I puked on the shoes of my idol

I used to wait for the school bus at the corner of Marden Road and the Elmira Road. A black Ford Galaxie would swing around that corner every morning with a great cacaphony of squealing tires and squalling dual exhausts. The guy behind the wheel and behind this ruckus had one arm hanging out the window and a ciggy hanging off his lips. To my fourteen year old sensibilities, he was the epitome of cool. Fast forward five years. My idol is now my co-worker at General Electric. He's got a little bungalow on a country road fifteen minutes from the plant. He's also got a couple of kids and a wife and a truly awesome drinking regimin. We played on the same rec league hockey team where it was standard practice to drink on the way to the rink, in the dressing room, and on the bench. The general consensus was you couldn't actually do game time with a drink in your hand, but anything else was fair game. I found that quite an adventure given that our ice time was 8:oo o'clock Sunday morning.
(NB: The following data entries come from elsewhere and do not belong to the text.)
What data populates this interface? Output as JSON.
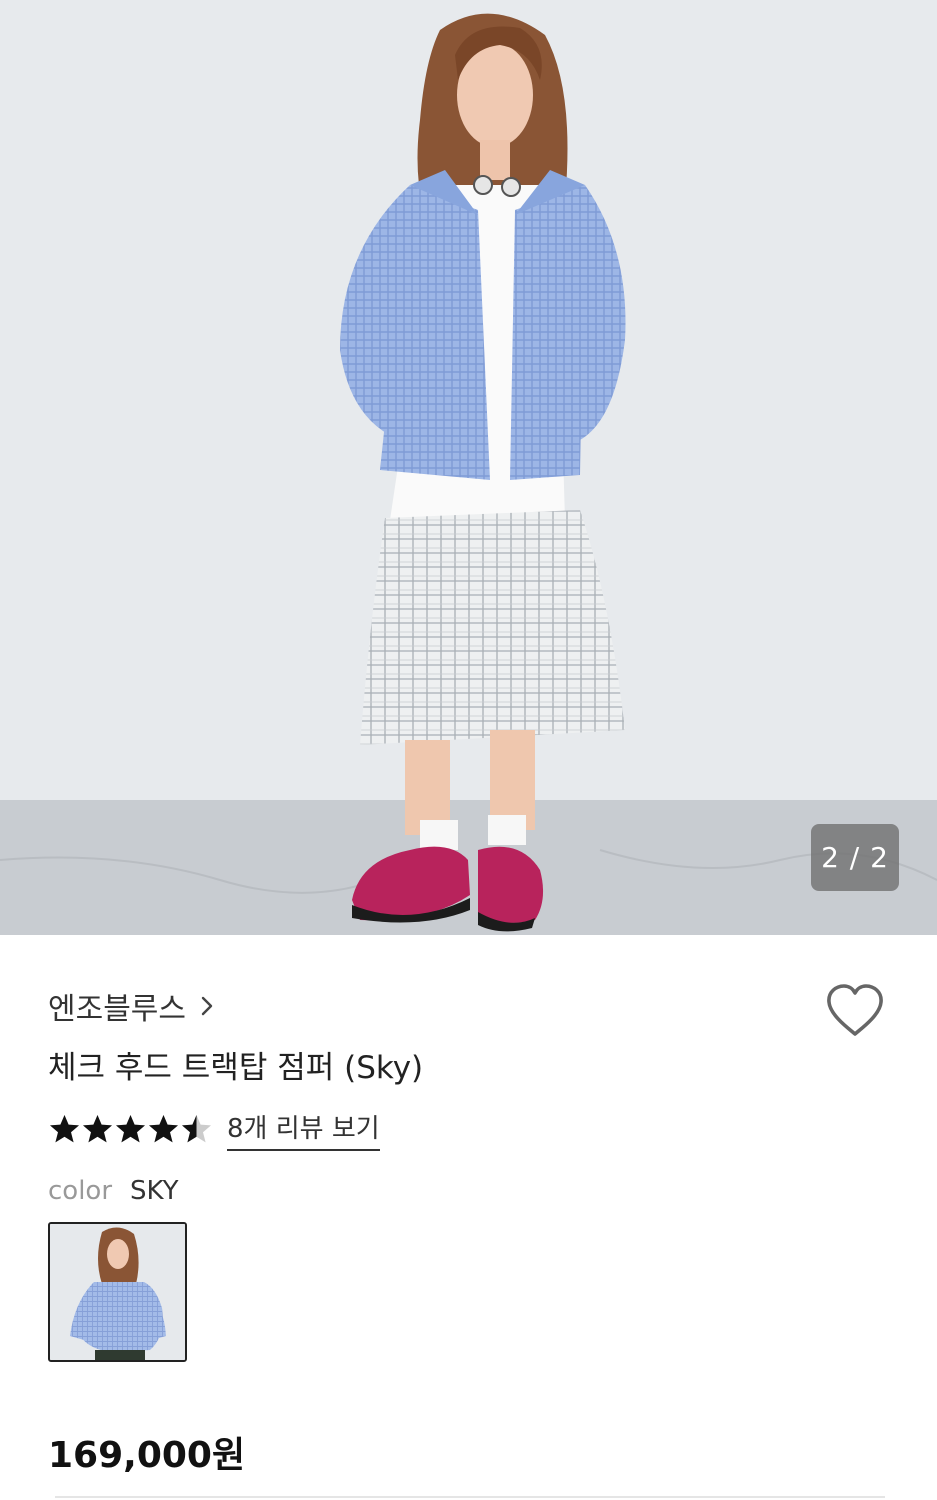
{
  "gallery": {
    "counter": "2 / 2"
  },
  "product": {
    "brand": "엔조블루스",
    "title": "체크 후드 트랙탑 점퍼 (Sky)",
    "rating": 4.5,
    "rating_max": 5,
    "review_link": "8개 리뷰 보기",
    "color_label": "color",
    "color_value": "SKY",
    "price": "169,000원"
  },
  "icons": {
    "brand_chevron": "chevron-right-icon",
    "wishlist": "heart-outline-icon",
    "star_full": "star-filled-icon",
    "star_half": "star-half-icon"
  },
  "colors": {
    "star": "#111111",
    "star_empty": "#cccccc",
    "text_primary": "#222222",
    "text_muted": "#999999"
  }
}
Buddy had a billiard table in the basement of that bungalow, where we shot pool and drank beer all night and pissed in the laundry sink. Life was good! Fast forward another ten years. I've graduated the Homewood Health Centre's world famous addiction treatment program. Twice! You wouldn't believe the famous names that have passed through that joint, but I digress. I've got a nice house on a fine street a half block from Exhibition Park. I've got a university professor on one side, a mafia boss on the other, and an othodontist across the street. One summer day I heard through the grapevine that Buddy was on a team at a softball tournament going on at Exhibition Park. Figured I'd walk over and check it out, and maybe hook up with my old pal. Found him in the beer tent, of all places. His team had already been eliminated, so we sat in the beer tent catching up for a few hours. I was a bit out of practice, and found myself getting whoozey. Whoozey to the point that I had misgivings about the approximately 300 yard wobble home. What if I had to puke out my guts in front of the professors house? Mafia bosses and orthodontists don't exactly smile on that kind of shit either. So after bidding farewell, I ducked under the table for a half second and puked all over the shoes of my idol. Walked away refreshed and rejuvenated. Don't know that Buddy ever noticed.